We’re joined on the line from Washington by Lori Wallach, director of Public Citizen’s Global Trade Watch. Your response to these moves?

LORI WALLACH: This is some of the most crass political profiteering I have ever seen in all the years I’ve been in Washington. Basically, Zoellick and the chairman of the Ways and Means Committee, a guy named Thomas from Illinois, have gone on a personal mission to abuse the tragedy to try and further their special interest agenda, knowing that the huge outpouring of opposition from across the country to fast-track more NAFTA expansion had basically put their plans on ice. They’re now using a rally-around-the-flag approach.

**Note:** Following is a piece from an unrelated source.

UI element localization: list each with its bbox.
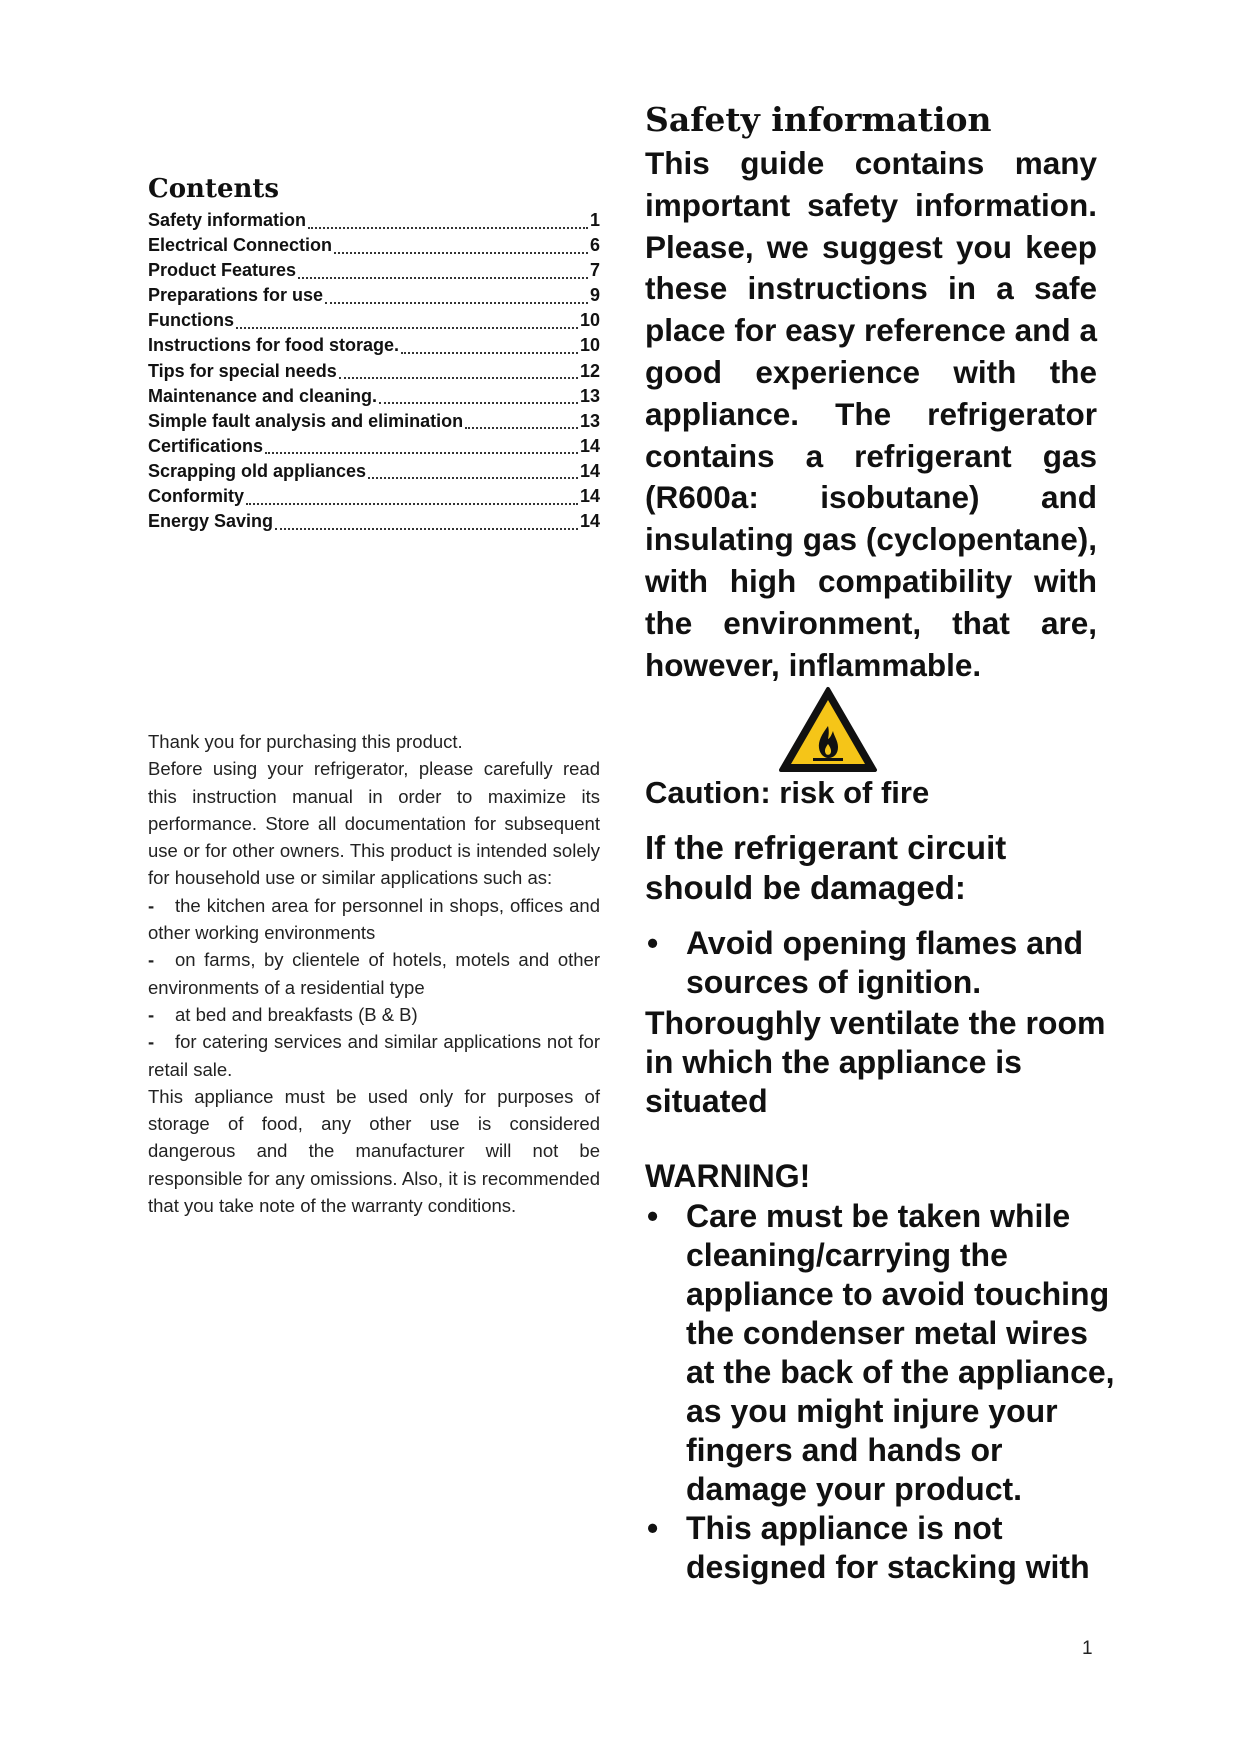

Zoellick, in just the most disgusting speech I may have ever read, announced that there were direct links between the protesters against globalization and the terrorists who blew up the World Trade Center, and, further, gave it “You’re with us, or you’re with them,” “them” being folks who aren’t for fast track. It’s really — the only upside about this, because it’s so tawdry, it’s so unseemly, it’s so depressing, that members of Congress have found it repulsive, as well, and a backlash is growing. But there really is what I would call a stealth attempt to use what is a standdown by all of the critics of fast track, because the Congress and the country is focused on the crisis, and these special interests are trying to exploit that to push what would otherwise be a hopeless agenda.

AMY GOODMAN: So how are you mobilizing against it?

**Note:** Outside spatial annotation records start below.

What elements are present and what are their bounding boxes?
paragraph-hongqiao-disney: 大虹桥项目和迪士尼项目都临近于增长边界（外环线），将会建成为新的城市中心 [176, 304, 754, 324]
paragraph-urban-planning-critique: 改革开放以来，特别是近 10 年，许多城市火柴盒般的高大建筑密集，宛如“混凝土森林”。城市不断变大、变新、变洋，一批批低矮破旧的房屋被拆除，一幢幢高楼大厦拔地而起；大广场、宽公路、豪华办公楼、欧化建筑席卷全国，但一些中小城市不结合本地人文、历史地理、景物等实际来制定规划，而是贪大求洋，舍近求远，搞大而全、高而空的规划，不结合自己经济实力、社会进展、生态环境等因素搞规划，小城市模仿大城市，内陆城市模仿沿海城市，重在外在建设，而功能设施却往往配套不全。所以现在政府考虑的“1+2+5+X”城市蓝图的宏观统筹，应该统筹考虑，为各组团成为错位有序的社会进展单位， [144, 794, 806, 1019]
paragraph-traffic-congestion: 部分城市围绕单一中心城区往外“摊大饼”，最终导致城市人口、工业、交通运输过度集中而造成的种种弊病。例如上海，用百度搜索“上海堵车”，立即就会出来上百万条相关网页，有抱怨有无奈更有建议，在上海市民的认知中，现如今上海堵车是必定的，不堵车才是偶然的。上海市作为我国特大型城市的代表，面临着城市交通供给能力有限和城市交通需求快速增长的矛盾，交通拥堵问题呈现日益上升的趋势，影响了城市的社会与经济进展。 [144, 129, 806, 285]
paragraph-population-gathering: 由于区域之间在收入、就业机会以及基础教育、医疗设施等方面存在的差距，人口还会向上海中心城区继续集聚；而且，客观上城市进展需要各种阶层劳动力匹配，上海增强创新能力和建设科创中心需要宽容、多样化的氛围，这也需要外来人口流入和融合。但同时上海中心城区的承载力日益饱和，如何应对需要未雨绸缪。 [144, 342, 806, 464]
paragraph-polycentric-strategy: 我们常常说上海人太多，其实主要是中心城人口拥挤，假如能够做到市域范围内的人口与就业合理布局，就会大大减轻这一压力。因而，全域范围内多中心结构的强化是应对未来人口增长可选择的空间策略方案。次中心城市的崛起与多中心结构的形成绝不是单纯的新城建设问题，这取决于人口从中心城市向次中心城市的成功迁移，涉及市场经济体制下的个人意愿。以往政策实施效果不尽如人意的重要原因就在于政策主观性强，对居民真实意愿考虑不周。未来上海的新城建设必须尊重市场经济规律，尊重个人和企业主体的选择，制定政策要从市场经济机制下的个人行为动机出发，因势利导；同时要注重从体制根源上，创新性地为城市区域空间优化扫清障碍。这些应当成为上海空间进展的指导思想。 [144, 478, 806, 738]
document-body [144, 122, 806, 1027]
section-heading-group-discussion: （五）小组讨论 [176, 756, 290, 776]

LORI WALLACH: Well, it’s really important, actually, for people to start calling their members of Congress again. And the irony is, they need to do it very delicately, because it’s the other side that’s been so crass and tawdry. We don’t want to be like them. So, the message needs to be — and folks need to do this immediately — this isn’t the time for this debate. This is a very contentious debate. Fast track, specifically, and globalization, generally, are amongst the most contentious issues. And we need that debate, and we’re eager for it, but now is not the time, because, in fact, the Congress needs to focus on, immediately, the many people whose lives and jobs and homes have been destroyed by the crisis, needs to figure out how to avoid future attacks, and this is the kind of issue that would just blow apart any possibility for Congress to work on those short-term issues. And that is the message that folks need to make to their members of Congress, with a footnote of saying, “And by the way, if the other side wants to really push this and cause this horrible divisiveness right now, of course, we will passionately fight, and we will win. But it’s not necessary. It’s the wrong time. It’s the wrong tone. We can deal with it later. It’s a fight we need to have, but not now.”

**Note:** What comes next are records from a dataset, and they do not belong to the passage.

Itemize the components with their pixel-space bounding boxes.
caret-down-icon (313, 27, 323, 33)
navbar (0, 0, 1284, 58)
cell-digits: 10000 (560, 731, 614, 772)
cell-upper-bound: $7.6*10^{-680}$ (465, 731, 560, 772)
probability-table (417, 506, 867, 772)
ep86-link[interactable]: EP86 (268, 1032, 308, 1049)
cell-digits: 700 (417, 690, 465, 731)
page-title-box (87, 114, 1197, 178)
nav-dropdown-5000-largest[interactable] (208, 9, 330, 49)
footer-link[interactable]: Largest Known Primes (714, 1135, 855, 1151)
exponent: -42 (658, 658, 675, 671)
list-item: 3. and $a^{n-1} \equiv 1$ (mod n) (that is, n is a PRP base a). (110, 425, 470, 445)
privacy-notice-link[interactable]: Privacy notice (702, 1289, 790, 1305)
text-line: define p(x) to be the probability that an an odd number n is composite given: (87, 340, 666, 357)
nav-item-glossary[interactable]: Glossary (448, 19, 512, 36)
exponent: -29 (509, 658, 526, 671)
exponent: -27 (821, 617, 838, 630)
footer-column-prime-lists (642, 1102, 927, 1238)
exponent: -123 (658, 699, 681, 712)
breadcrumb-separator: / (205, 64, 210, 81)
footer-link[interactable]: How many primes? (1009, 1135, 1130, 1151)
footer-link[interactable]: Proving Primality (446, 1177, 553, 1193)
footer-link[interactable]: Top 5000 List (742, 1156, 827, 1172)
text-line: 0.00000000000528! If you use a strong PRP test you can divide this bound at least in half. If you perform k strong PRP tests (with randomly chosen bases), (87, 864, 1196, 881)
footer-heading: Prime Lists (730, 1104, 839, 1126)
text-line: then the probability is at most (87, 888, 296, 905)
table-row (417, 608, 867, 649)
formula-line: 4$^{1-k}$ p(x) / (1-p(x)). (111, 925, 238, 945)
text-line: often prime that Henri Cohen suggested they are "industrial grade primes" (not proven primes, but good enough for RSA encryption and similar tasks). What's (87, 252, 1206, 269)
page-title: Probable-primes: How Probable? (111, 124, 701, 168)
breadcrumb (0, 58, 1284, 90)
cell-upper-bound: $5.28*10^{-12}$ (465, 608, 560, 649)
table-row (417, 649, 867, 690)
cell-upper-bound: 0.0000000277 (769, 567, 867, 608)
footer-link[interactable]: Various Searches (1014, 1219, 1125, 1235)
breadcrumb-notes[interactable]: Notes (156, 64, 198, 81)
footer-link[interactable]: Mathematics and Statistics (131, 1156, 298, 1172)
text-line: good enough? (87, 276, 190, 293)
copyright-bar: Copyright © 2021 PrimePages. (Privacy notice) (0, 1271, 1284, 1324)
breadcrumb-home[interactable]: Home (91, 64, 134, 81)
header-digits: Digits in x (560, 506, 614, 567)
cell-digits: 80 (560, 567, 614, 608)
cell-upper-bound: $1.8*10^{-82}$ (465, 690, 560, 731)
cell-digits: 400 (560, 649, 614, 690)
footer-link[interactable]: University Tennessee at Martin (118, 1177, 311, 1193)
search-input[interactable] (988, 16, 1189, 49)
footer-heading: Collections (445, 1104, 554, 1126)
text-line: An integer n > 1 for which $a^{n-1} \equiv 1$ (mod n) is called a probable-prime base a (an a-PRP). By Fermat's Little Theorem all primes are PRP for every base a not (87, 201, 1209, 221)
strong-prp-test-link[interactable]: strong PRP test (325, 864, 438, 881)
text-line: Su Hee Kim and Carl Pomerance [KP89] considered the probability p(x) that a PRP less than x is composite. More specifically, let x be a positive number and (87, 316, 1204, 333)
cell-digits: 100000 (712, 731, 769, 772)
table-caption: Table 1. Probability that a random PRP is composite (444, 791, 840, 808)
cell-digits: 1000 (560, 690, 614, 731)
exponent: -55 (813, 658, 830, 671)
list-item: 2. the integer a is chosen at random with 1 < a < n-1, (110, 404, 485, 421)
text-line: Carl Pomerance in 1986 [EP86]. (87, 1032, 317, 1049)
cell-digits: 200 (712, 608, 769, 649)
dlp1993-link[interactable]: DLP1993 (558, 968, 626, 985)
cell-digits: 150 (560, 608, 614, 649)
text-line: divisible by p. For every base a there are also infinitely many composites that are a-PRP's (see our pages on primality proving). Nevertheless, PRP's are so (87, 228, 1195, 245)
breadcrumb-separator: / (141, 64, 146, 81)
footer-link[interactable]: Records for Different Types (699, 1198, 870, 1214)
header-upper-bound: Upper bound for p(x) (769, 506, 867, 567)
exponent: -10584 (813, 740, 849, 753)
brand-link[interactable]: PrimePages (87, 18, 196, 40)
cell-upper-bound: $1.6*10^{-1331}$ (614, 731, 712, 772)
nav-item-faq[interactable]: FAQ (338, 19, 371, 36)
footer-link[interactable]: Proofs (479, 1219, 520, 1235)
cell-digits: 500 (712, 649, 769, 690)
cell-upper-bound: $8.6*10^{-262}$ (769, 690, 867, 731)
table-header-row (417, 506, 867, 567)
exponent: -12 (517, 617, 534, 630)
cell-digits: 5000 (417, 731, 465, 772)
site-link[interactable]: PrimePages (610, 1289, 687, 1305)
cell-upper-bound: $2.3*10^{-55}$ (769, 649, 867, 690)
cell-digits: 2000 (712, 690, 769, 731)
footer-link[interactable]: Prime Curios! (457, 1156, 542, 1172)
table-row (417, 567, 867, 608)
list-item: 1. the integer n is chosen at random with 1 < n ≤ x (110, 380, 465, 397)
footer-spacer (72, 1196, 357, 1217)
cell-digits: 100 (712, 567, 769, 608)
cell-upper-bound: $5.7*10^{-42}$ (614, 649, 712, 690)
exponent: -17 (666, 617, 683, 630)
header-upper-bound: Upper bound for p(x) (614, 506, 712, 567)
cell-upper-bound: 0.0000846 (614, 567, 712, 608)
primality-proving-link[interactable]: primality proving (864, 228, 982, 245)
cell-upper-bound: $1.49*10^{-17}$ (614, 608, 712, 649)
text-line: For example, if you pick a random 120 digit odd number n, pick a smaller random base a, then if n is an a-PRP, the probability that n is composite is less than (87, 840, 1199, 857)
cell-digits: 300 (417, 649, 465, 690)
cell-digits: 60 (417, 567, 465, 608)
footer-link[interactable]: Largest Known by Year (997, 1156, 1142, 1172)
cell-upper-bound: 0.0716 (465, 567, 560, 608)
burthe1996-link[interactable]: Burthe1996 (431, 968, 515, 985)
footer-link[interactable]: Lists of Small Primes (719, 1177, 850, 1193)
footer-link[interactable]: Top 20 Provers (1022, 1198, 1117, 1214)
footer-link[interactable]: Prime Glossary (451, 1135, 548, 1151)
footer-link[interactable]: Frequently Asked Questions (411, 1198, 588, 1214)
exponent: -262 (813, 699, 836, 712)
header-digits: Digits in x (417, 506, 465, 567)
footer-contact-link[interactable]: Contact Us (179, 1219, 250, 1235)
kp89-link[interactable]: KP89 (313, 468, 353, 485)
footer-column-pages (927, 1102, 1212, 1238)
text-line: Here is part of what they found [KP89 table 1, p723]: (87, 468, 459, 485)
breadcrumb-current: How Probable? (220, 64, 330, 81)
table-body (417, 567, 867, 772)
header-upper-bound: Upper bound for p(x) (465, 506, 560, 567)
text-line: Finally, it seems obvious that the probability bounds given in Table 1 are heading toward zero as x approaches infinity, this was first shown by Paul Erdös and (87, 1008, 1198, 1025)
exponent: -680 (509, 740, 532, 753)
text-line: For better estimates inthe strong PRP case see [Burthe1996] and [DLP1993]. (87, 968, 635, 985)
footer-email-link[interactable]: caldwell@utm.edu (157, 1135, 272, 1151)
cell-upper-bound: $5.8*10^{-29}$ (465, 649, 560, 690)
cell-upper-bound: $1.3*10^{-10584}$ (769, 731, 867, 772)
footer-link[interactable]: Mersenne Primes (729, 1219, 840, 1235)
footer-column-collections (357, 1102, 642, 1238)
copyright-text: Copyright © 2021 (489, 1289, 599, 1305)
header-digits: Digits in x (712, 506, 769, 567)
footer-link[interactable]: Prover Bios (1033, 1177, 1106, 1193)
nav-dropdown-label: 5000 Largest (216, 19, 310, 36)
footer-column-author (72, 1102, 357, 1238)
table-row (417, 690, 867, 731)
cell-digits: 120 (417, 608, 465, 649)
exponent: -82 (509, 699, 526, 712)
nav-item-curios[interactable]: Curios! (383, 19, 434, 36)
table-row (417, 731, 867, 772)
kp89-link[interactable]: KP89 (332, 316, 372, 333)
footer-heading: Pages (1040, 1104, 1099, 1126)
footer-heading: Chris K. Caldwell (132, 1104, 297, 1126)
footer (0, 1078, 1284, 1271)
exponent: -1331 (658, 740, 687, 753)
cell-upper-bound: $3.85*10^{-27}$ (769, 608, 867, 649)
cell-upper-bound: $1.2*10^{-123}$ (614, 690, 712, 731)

AMY GOODMAN: Finally, Phil Gramm of Texas’s opposition to the trade agreement with Jordan, what’s your assessment of the agreement and why he opposed it?

LORI WALLACH: He opposed the agreement because the agreement has the first modest steps towards putting environmental and labor language in the core text of a trade agreement. And the Jordan agreement is, in fact, a very modest step in that direction. It is not anything vaguely like the basis for future trade agreements or for a model to come out for fast track. And Gramm opposed even those modest steps, whereas the great consensus of, frankly, almost all the Democrats, including those who in the past have supported trade agreements that environmental and labor and consumer groups opposed, is that, in fact, future trade agreements must, in their core text, have much better provisions for human rights and labor and environment and democracy and food safety, and that the Jordan agreement, while a step in the right direction, is no model. But the Republicans are so extreme against anything but trade über alles, that Gramm was putting up a fuss.

AMY GOODMAN: Lori Wallach, I want to thank you for being with us, director of Public Citizen’s Global Trade Watch.